The evolution of Shanghai's Film History, from its very beginning in 1920s until the "blockbuster" days of the 21st century, is being exhibited at Shanghai's Film Museum.
Located inside a former film studio in Shanghai's downtown Xujiahui District, the museum includes over 70 interactive installations and thousands of historic exhibits, connecting the past, present and future, while encouraging discussions among movie lovers who visit.
Shen Bingbing works at the museum during the weekends as a volunteer guide.
A display of Chinese movie makers [Photo: from China Plus]
I came across her at one of the show rooms, discovering it's her first day at work.
She seems prepared and excited.
"You can see the history and culture here at the museum and I think this will exert great influences on our kids and youngsters. Honestly speaking, I didn't watch many films before, only last year I picked up the habit of watching films and found it fascinating, because through films you see the world."
Shen says she enjoys interacting with people and enriching her life with new things.
Although she says she's not a movie fanatic, she says she understands the important value this museum has to movie lovers.
"If you are truly a person that appreciates movie art, you want to explore its history, what it was it like in the old days, what were the good works of the past. And all these things can be found here at the museum. The section that I highly recommend people to see is the fourth floor, which shows how early movie were produced and the famous contributors behind the achievements."

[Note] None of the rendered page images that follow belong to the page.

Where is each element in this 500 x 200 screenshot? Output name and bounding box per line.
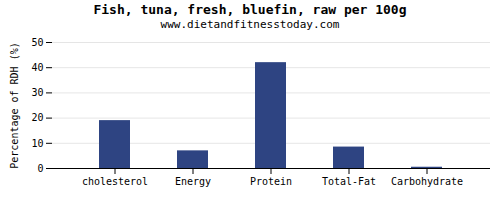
svg-text:Carbohydrate: Carbohydrate <box>391 176 463 187</box>
svg-text:50: 50 <box>31 37 43 48</box>
svg-text:Percentage of RDH (%): Percentage of RDH (%) <box>9 42 20 168</box>
svg-text:Energy: Energy <box>175 176 211 187</box>
svg-text:Protein: Protein <box>250 176 292 187</box>
html-text:Fish, tuna, fresh, bluefin, ra: Fish, tuna, fresh, bluefin, raw per 100g <box>93 2 407 17</box>
svg-text:0: 0 <box>37 163 43 174</box>
svg-text:cholesterol: cholesterol <box>82 176 148 187</box>
svg-text:Total-Fat: Total-Fat <box>322 176 376 187</box>
svg-text:30: 30 <box>31 87 43 98</box>
svg-text:20: 20 <box>31 112 43 123</box>
svg-text:40: 40 <box>31 62 43 73</box>
svg-text:10: 10 <box>31 138 43 149</box>
html-text:www.dietandfitnesstoday.com: www.dietandfitnesstoday.com <box>160 18 340 31</box>
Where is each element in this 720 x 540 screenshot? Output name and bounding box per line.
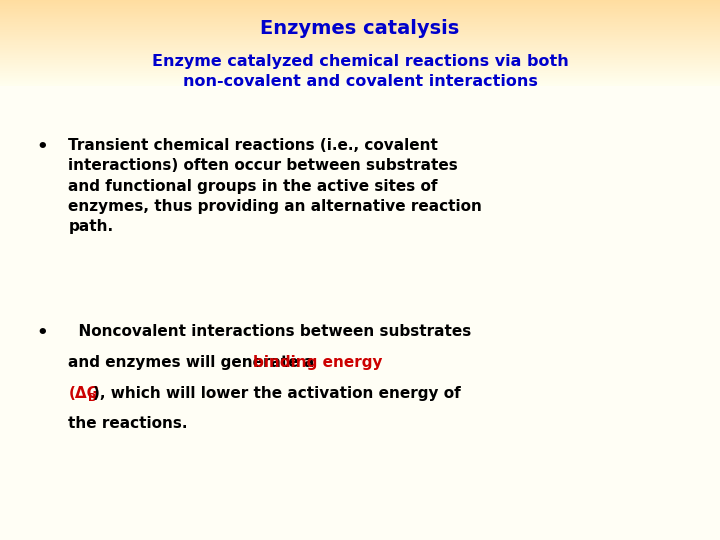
Bar bbox=[0, 70, 720, 71]
Bar bbox=[0, 17, 720, 18]
Bar bbox=[0, 51, 720, 52]
Bar bbox=[0, 74, 720, 75]
Bar bbox=[0, 60, 720, 61]
Bar bbox=[0, 28, 720, 29]
Bar bbox=[0, 80, 720, 82]
Text: B: B bbox=[89, 393, 96, 403]
Bar bbox=[0, 53, 720, 54]
Bar bbox=[0, 42, 720, 43]
Bar bbox=[0, 13, 720, 14]
Bar bbox=[0, 29, 720, 30]
Text: Enzymes catalysis: Enzymes catalysis bbox=[261, 19, 459, 38]
Text: Noncovalent interactions between substrates: Noncovalent interactions between substra… bbox=[68, 324, 472, 339]
Text: •: • bbox=[36, 324, 48, 342]
Text: Enzyme catalyzed chemical reactions via both
non-covalent and covalent interacti: Enzyme catalyzed chemical reactions via … bbox=[152, 54, 568, 89]
Bar bbox=[0, 57, 720, 58]
Bar bbox=[0, 8, 720, 9]
Text: the reactions.: the reactions. bbox=[68, 416, 188, 431]
Bar bbox=[0, 45, 720, 46]
Bar bbox=[0, 78, 720, 79]
Bar bbox=[0, 56, 720, 57]
Bar bbox=[0, 35, 720, 36]
Bar bbox=[0, 26, 720, 28]
Bar bbox=[0, 38, 720, 39]
Bar bbox=[0, 1, 720, 2]
Bar bbox=[0, 21, 720, 22]
Bar bbox=[0, 52, 720, 53]
Bar bbox=[0, 20, 720, 21]
Bar bbox=[0, 18, 720, 19]
Bar bbox=[0, 15, 720, 16]
Bar bbox=[0, 59, 720, 60]
Text: and enzymes will generate a: and enzymes will generate a bbox=[68, 355, 320, 370]
Bar bbox=[0, 79, 720, 80]
Bar bbox=[0, 44, 720, 45]
Bar bbox=[0, 75, 720, 76]
Bar bbox=[0, 25, 720, 26]
Bar bbox=[0, 37, 720, 38]
Text: (ΔG: (ΔG bbox=[68, 386, 99, 401]
Bar bbox=[0, 62, 720, 63]
Bar bbox=[0, 72, 720, 73]
Bar bbox=[0, 64, 720, 65]
Bar bbox=[0, 32, 720, 33]
Bar bbox=[0, 54, 720, 55]
Bar bbox=[0, 47, 720, 48]
Bar bbox=[0, 36, 720, 37]
Bar bbox=[0, 68, 720, 69]
Bar bbox=[0, 19, 720, 20]
Bar bbox=[0, 16, 720, 17]
Bar bbox=[0, 12, 720, 13]
Bar bbox=[0, 69, 720, 70]
Bar bbox=[0, 14, 720, 15]
Bar bbox=[0, 77, 720, 78]
Bar bbox=[0, 39, 720, 40]
Bar bbox=[0, 4, 720, 5]
Bar bbox=[0, 48, 720, 49]
Bar bbox=[0, 40, 720, 41]
Bar bbox=[0, 58, 720, 59]
Bar bbox=[0, 73, 720, 74]
Text: binding energy: binding energy bbox=[253, 355, 383, 370]
Bar bbox=[0, 9, 720, 10]
Bar bbox=[0, 43, 720, 44]
Bar bbox=[0, 65, 720, 66]
Bar bbox=[0, 55, 720, 56]
Bar bbox=[0, 61, 720, 62]
Bar bbox=[0, 46, 720, 47]
Text: •: • bbox=[36, 138, 48, 156]
Bar bbox=[0, 31, 720, 32]
Bar bbox=[0, 30, 720, 31]
Bar bbox=[0, 24, 720, 25]
Text: Transient chemical reactions (i.e., covalent
interactions) often occur between s: Transient chemical reactions (i.e., cova… bbox=[68, 138, 482, 234]
Bar bbox=[0, 0, 720, 1]
Bar bbox=[0, 82, 720, 83]
Bar bbox=[0, 66, 720, 67]
Bar bbox=[0, 10, 720, 11]
Bar bbox=[0, 84, 720, 85]
Bar bbox=[0, 3, 720, 4]
Bar bbox=[0, 49, 720, 50]
Bar bbox=[0, 50, 720, 51]
Bar bbox=[0, 83, 720, 84]
Bar bbox=[0, 7, 720, 8]
Bar bbox=[0, 5, 720, 6]
Bar bbox=[0, 23, 720, 24]
Bar bbox=[0, 67, 720, 68]
Bar bbox=[0, 11, 720, 12]
Bar bbox=[0, 41, 720, 42]
Text: ), which will lower the activation energy of: ), which will lower the activation energ… bbox=[93, 386, 461, 401]
Bar bbox=[0, 2, 720, 3]
Bar bbox=[0, 63, 720, 64]
Bar bbox=[0, 6, 720, 7]
Bar bbox=[0, 34, 720, 35]
Bar bbox=[0, 76, 720, 77]
Bar bbox=[0, 71, 720, 72]
Bar bbox=[0, 33, 720, 34]
Bar bbox=[0, 85, 720, 86]
Bar bbox=[0, 22, 720, 23]
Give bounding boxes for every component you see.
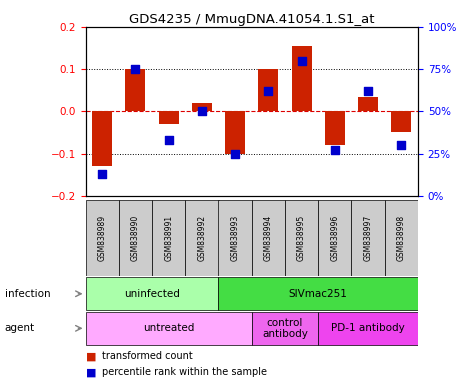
Bar (159, 111, 179, 124)
Bar (258, 69, 278, 111)
Bar (125, 69, 145, 111)
Text: GSM838997: GSM838997 (364, 215, 372, 261)
Bar (385, 200, 418, 276)
Point (231, 151, 239, 157)
Bar (86, 200, 119, 276)
Point (132, 66, 139, 72)
Text: GSM838995: GSM838995 (297, 215, 306, 261)
Bar (225, 111, 245, 154)
Bar (325, 111, 345, 145)
Bar (285, 200, 318, 276)
Text: ■: ■ (86, 367, 96, 377)
Text: GSM838989: GSM838989 (98, 215, 106, 261)
Point (331, 147, 339, 153)
Point (364, 88, 372, 94)
Bar (218, 200, 252, 276)
Bar (292, 46, 312, 111)
Point (98, 171, 106, 177)
Bar (318, 200, 352, 276)
Point (165, 137, 172, 143)
Bar (218, 277, 418, 310)
Text: GSM838991: GSM838991 (164, 215, 173, 261)
Bar (318, 312, 418, 345)
Title: GDS4235 / MmugDNA.41054.1.S1_at: GDS4235 / MmugDNA.41054.1.S1_at (129, 13, 374, 26)
Bar (185, 200, 218, 276)
Bar (358, 97, 378, 111)
Text: GSM838996: GSM838996 (331, 215, 339, 261)
Text: GSM838994: GSM838994 (264, 215, 273, 261)
Bar (192, 103, 212, 111)
Text: percentile rank within the sample: percentile rank within the sample (102, 367, 267, 377)
Text: SIVmac251: SIVmac251 (289, 289, 348, 299)
Text: control
antibody: control antibody (262, 318, 308, 339)
Bar (352, 200, 385, 276)
Text: uninfected: uninfected (124, 289, 180, 299)
Bar (391, 111, 411, 132)
Text: GSM838992: GSM838992 (198, 215, 206, 261)
Bar (152, 200, 185, 276)
Bar (86, 277, 218, 310)
Text: GSM838990: GSM838990 (131, 215, 140, 261)
Bar (119, 200, 152, 276)
Point (265, 88, 272, 94)
Point (198, 108, 206, 114)
Text: GSM838998: GSM838998 (397, 215, 406, 261)
Text: untreated: untreated (143, 323, 194, 333)
Point (298, 58, 305, 64)
Text: ■: ■ (86, 351, 96, 361)
Text: agent: agent (5, 323, 35, 333)
Bar (252, 200, 285, 276)
Text: PD-1 antibody: PD-1 antibody (331, 323, 405, 333)
Bar (252, 312, 318, 345)
Text: GSM838993: GSM838993 (231, 215, 239, 261)
Bar (86, 312, 252, 345)
Text: infection: infection (5, 289, 50, 299)
Bar (92, 111, 112, 166)
Point (398, 142, 405, 148)
Text: transformed count: transformed count (102, 351, 193, 361)
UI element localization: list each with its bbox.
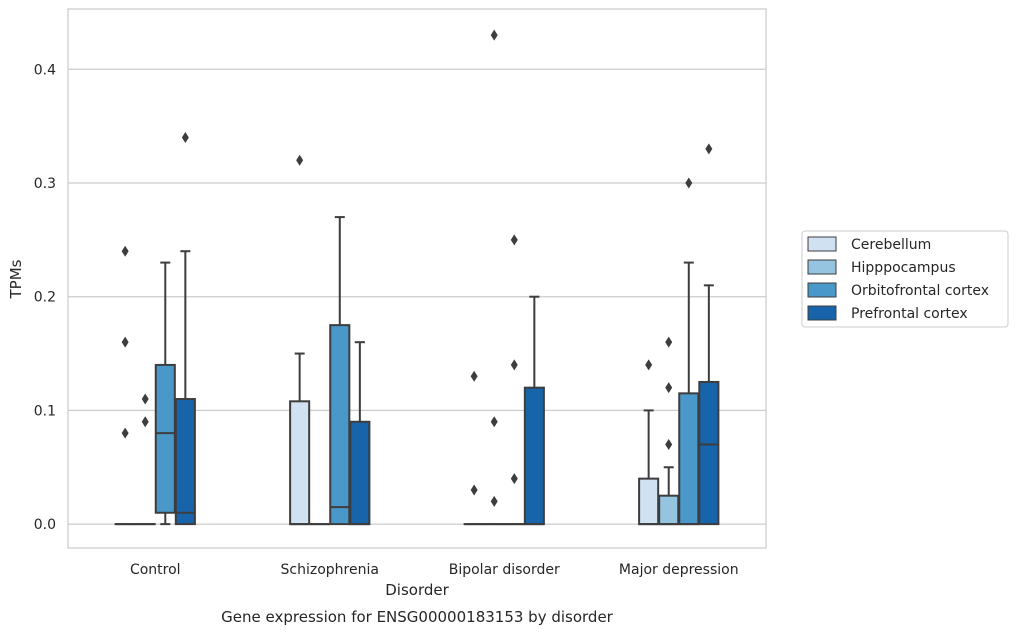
legend-swatch: [807, 305, 837, 321]
legend-entry: Orbitofrontal cortex: [851, 283, 989, 299]
x-tick-label: Major depression: [619, 562, 739, 578]
outlier-point: [665, 382, 673, 394]
box-prefrontal-cortex: [174, 398, 196, 526]
outlier-point: [645, 359, 653, 371]
y-tick-label: 0.3: [34, 176, 56, 192]
legend-entry: Prefrontal cortex: [851, 306, 968, 322]
y-tick-label: 0.4: [34, 62, 56, 78]
plot-frame: [67, 8, 767, 549]
outlier-point: [665, 439, 673, 451]
legend-swatch: [807, 282, 837, 298]
x-tick-label: Bipolar disorder: [449, 562, 560, 578]
outlier-point: [490, 495, 498, 507]
outlier-point: [141, 416, 149, 428]
box-cerebellum: [289, 400, 311, 526]
outlier-point: [705, 143, 713, 155]
outlier-point: [510, 473, 518, 485]
box-orbitofrontal-cortex: [678, 392, 700, 526]
box-prefrontal-cortex: [698, 380, 720, 526]
y-tick-label: 0.1: [34, 403, 56, 419]
box-series: [114, 216, 720, 526]
outlier-point: [510, 234, 518, 246]
x-tick-label: Schizophrenia: [281, 562, 379, 578]
box-prefrontal-cortex: [523, 386, 545, 526]
outlier-point: [121, 336, 129, 348]
outlier-point: [121, 245, 129, 257]
y-tick-label: 0.0: [34, 517, 56, 533]
box-cerebellum: [638, 477, 660, 526]
outlier-point: [470, 484, 478, 496]
y-axis: 0.0 0.1 0.2 0.3 0.4: [34, 62, 56, 533]
y-axis-label: TPMs: [7, 259, 25, 299]
outlier-point: [665, 336, 673, 348]
chart-caption: Gene expression for ENSG00000183153 by d…: [221, 608, 614, 626]
box-orbitofrontal-cortex: [329, 324, 351, 526]
outlier-point: [470, 370, 478, 382]
outlier-point: [296, 154, 304, 166]
outlier-point: [121, 427, 129, 439]
legend-swatch: [807, 259, 837, 275]
outlier-point: [141, 393, 149, 405]
legend-entry: Hipppocampus: [851, 260, 956, 276]
outlier-point: [510, 359, 518, 371]
outlier-point: [490, 416, 498, 428]
outlier-point: [490, 29, 498, 41]
x-tick-label: Control: [130, 562, 181, 578]
legend-frame: [801, 230, 1009, 328]
x-axis: Control Schizophrenia Bipolar disorder Majo…: [130, 562, 739, 578]
box-orbitofrontal-cortex: [154, 363, 176, 514]
box-prefrontal-cortex: [349, 420, 371, 526]
outlier-point: [181, 131, 189, 143]
outlier-points: [121, 29, 713, 507]
box-hipppocampus: [658, 494, 680, 526]
legend-swatch: [807, 236, 837, 252]
legend: Cerebellum Hipppocampus Orbitofrontal cort…: [801, 230, 1009, 328]
x-axis-label: Disorder: [385, 581, 449, 599]
outlier-point: [685, 177, 693, 189]
legend-entry: Cerebellum: [851, 237, 931, 253]
y-tick-label: 0.2: [34, 290, 56, 306]
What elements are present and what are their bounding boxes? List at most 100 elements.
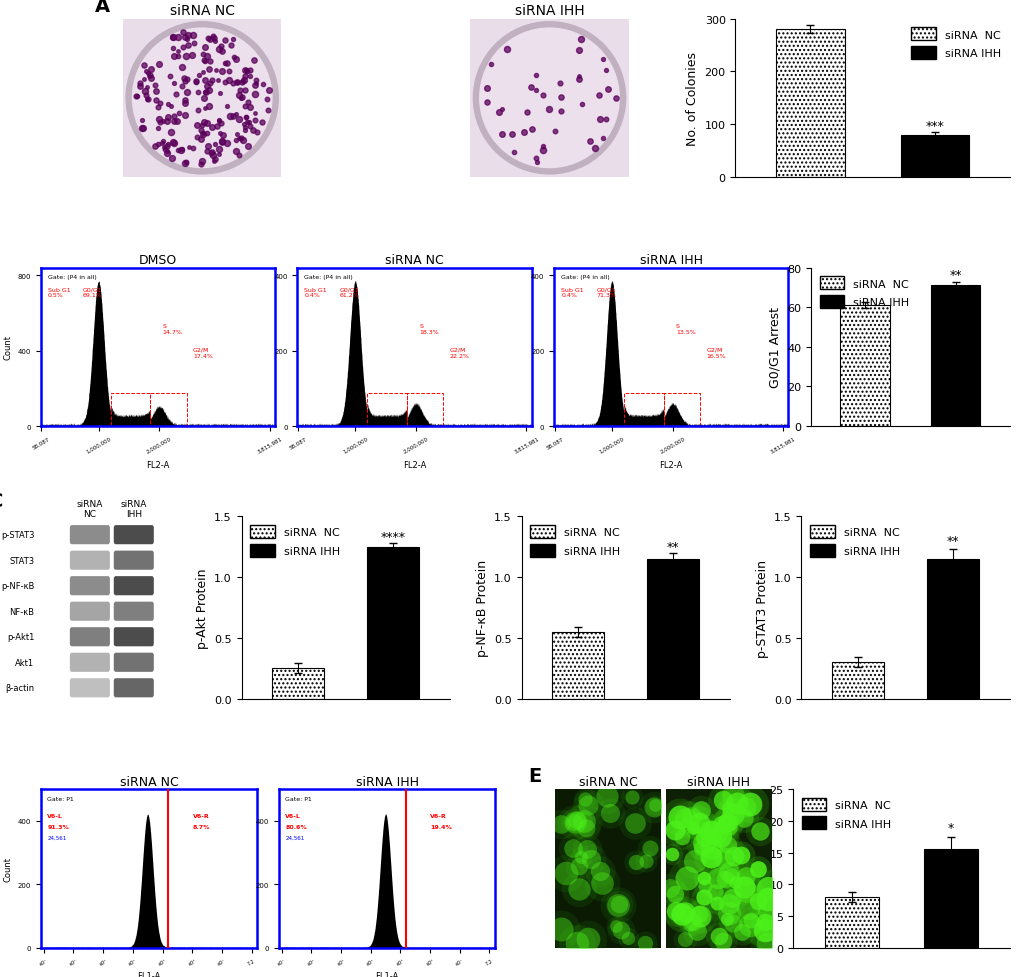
Point: [160, 110, 176, 126]
Point: [236, 123, 253, 139]
Point: [137, 71, 153, 87]
Text: 19.4%: 19.4%: [430, 825, 451, 829]
Point: [524, 122, 540, 138]
Point: [666, 886, 683, 902]
Point: [718, 912, 735, 927]
Point: [610, 897, 627, 913]
Point: [247, 78, 263, 94]
Point: [197, 55, 213, 70]
Bar: [832, 662, 883, 699]
Point: [160, 137, 176, 152]
Point: [739, 900, 755, 915]
Text: *: *: [947, 821, 953, 833]
Title: siRNA IHH: siRNA IHH: [356, 775, 418, 788]
Text: STAT3: STAT3: [9, 556, 35, 565]
Point: [505, 145, 522, 160]
FancyBboxPatch shape: [114, 576, 154, 596]
Y-axis label: DCFDA Fluorescence
Intensity %: DCFDA Fluorescence Intensity %: [735, 804, 763, 933]
Point: [725, 807, 741, 823]
Point: [491, 105, 507, 120]
Point: [641, 840, 657, 856]
Point: [723, 890, 740, 906]
Point: [136, 59, 152, 74]
Point: [197, 101, 213, 116]
Point: [493, 103, 510, 118]
Point: [197, 73, 213, 89]
Text: V6-L: V6-L: [47, 813, 63, 818]
Point: [175, 40, 192, 56]
Point: [677, 812, 693, 828]
Y-axis label: Count: Count: [3, 335, 12, 360]
Point: [612, 922, 629, 938]
Y-axis label: p-NF-κB Protein: p-NF-κB Protein: [475, 560, 488, 657]
Point: [692, 841, 708, 857]
Point: [242, 115, 258, 131]
Point: [696, 878, 712, 894]
Point: [141, 69, 157, 85]
Point: [128, 89, 145, 105]
FancyBboxPatch shape: [114, 602, 154, 621]
Point: [212, 86, 228, 102]
Point: [624, 789, 640, 805]
Point: [195, 127, 211, 143]
Point: [725, 807, 741, 823]
Point: [682, 809, 698, 825]
Text: β-actin: β-actin: [5, 684, 35, 693]
Point: [756, 913, 772, 929]
Bar: [111, 394, 150, 427]
Point: [708, 896, 725, 912]
Point: [159, 114, 175, 130]
Point: [572, 849, 588, 865]
Point: [711, 828, 728, 844]
Point: [214, 44, 230, 60]
Point: [569, 935, 585, 951]
Text: G0/G1
61.2%: G0/G1 61.2%: [339, 287, 359, 298]
Text: Gate: (P4 in all): Gate: (P4 in all): [305, 275, 353, 279]
Point: [728, 795, 744, 811]
Point: [541, 102, 557, 117]
Point: [726, 848, 742, 864]
Point: [756, 922, 772, 938]
Text: siRNA
NC: siRNA NC: [76, 499, 103, 519]
Point: [591, 863, 607, 878]
Point: [601, 806, 618, 822]
Point: [247, 87, 263, 103]
Bar: [929, 285, 979, 427]
Point: [578, 841, 594, 857]
Point: [152, 96, 168, 111]
Point: [597, 111, 613, 127]
Point: [166, 114, 182, 130]
Point: [565, 840, 581, 856]
Point: [137, 84, 153, 100]
Point: [224, 75, 240, 91]
Point: [154, 136, 170, 151]
Text: ***: ***: [924, 120, 944, 133]
Point: [626, 816, 642, 831]
Point: [201, 99, 217, 114]
Text: G2/M
16.5%: G2/M 16.5%: [705, 348, 726, 359]
Point: [594, 875, 610, 891]
Point: [718, 837, 735, 853]
Point: [709, 870, 726, 885]
Point: [566, 814, 582, 829]
Point: [202, 55, 218, 70]
Point: [577, 821, 593, 836]
Point: [479, 95, 495, 110]
Point: [569, 812, 585, 828]
Text: G0/G1
69.1%: G0/G1 69.1%: [83, 287, 103, 298]
Point: [140, 80, 156, 96]
Point: [758, 935, 774, 951]
Point: [523, 80, 539, 96]
Point: [180, 140, 197, 155]
Point: [235, 73, 252, 89]
Point: [626, 816, 642, 831]
Text: Sub G1
0.4%: Sub G1 0.4%: [305, 287, 327, 298]
Point: [493, 127, 510, 143]
Point: [571, 859, 587, 874]
Point: [534, 140, 550, 155]
Point: [677, 905, 693, 920]
Point: [203, 146, 219, 161]
Text: NF-κB: NF-κB: [9, 607, 35, 616]
Point: [229, 75, 246, 91]
Point: [733, 848, 749, 864]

Many consider that Chinese cinema first peaked in the late-1920s, with Shanghai later being dubbed as the Hollywood of the East.
Movies from that era were commercially oriented and focused on topics suitable for light entertainment.
In the 1930s, Chinese cinema underwent vast changes.
The first Chinese 'talkie,' "Sing-Song Girl Red Peony" was released in 1931.
The advent of audio in films helped to carry Chinese film frenzy to the end of that decade.
That era also gave rise to A-list film stars comparable to their Hollywood counterparts.
One of them - Zhou Xuan - remains a legendary figure in Shanghai and a household name in China even today.
The piano Zhou Xuan played in her film [Photo: from China Plus]
Zhou Xuan recorded more than 200 songs and appeared in over 40 films in her career.
Her life story and movies are elaborately displayed at the museum.
Moving through the museum is not just about learning cinema history and Chinese audiences, but also one which offers up a number of surprises.
Roaming the building's four-stories, visitors are also given the chance to participate in the filmmaking and promotion process with the museum's innovative and immersive designs.
For example, you can dub classical films in a real sound studio, or walk through a lifelike film set on Shanghai's famous Nanjing Road.
The Carpet of Lights [Photo: from China Plus]
To get the feel of what its like to be a movie star, you can walk the 'Carpet of Lights,' with virtual fans and photographers flash their cameras and making exclamations.
Mrs.Yang is a local resident who brought her 7-year-old son to the museum for a weekend trip."Stepping out of the elevator from the 4th floor, you see the carpet of lights right in front of you. It's quite surprising. My son asked me 'mom, are we walking on the red carpet?' he was curious and very excited."
Yang says she's here to reminisce about the past and also immerse her boy into the art of film.
Old shooting cameras [Photo: from China Plus]
"He's mostly playing here, so I'm not trying to instill film knowledge into his mind. Every now and then we see something that he is familiar with, we will talk about it and I'll give him some extra information. For example, when we sees a statue of his favorite cartoon figures, I'll tell him the history behind them. He's also interested in the look of the old cameras and film props. We have had a lot of fun."
During this year's Shanghai International Film Festival, this museum is acting as one of the host venues for a series of professional discussions, art salons, and special screenings.